Alito vinoso integra l’accertamento di guida in stato di ebrezza?
La pronunzia n. 2568 del 17 gennaio 2013, resa dalla Quarta Sezione della Corte di Cassazione, nega tale condotta in favore del principio del favor rei.
In una situazione nella quale l'accertamento dello stato di alterazione psico-fisica da assunzione di alcolici, in capo ad un soggetto coinvolto in un incidente stradale, si caratterizza per l'assenza di strumenti tecnici (alcool test) e viene, così, demandato esclusivamente alla percezione soggettiva dei verbalizzanti, non garantisce di sostenere la sussistenza degli estremi penalmente rilevanti della guida in stato di ebrezza.

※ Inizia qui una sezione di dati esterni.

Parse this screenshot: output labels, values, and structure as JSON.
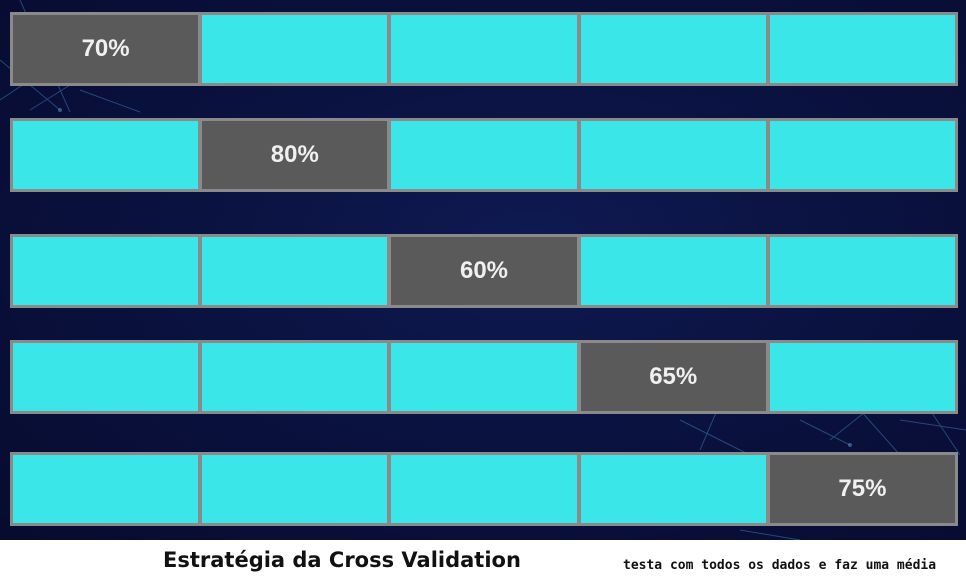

Solo l'utilizzo di indagini che si avvalgano di esami ematici, etilometrici o di liquidi biologici, i quali appaiano caratterizzate da quei profili di certezza, precisione e tassatività oggettiva, può seriamente permettere di configurare una condotta come penalmente significativa e, in eventualità di norme compositamente concepite come l'art. 186 comma 2 CdS, di inserirla correttamente nello ipotesi specificatamente prevista.
Quindi, secondo i Giudici di Piazza Cavour va escluso che la percezione di “un alito vinoso”, oppure “della portata dell'incidente stradale provocato” costituiscano sintomi, quali elementi puramente presuntivi, della guida in stato di ebbrezza.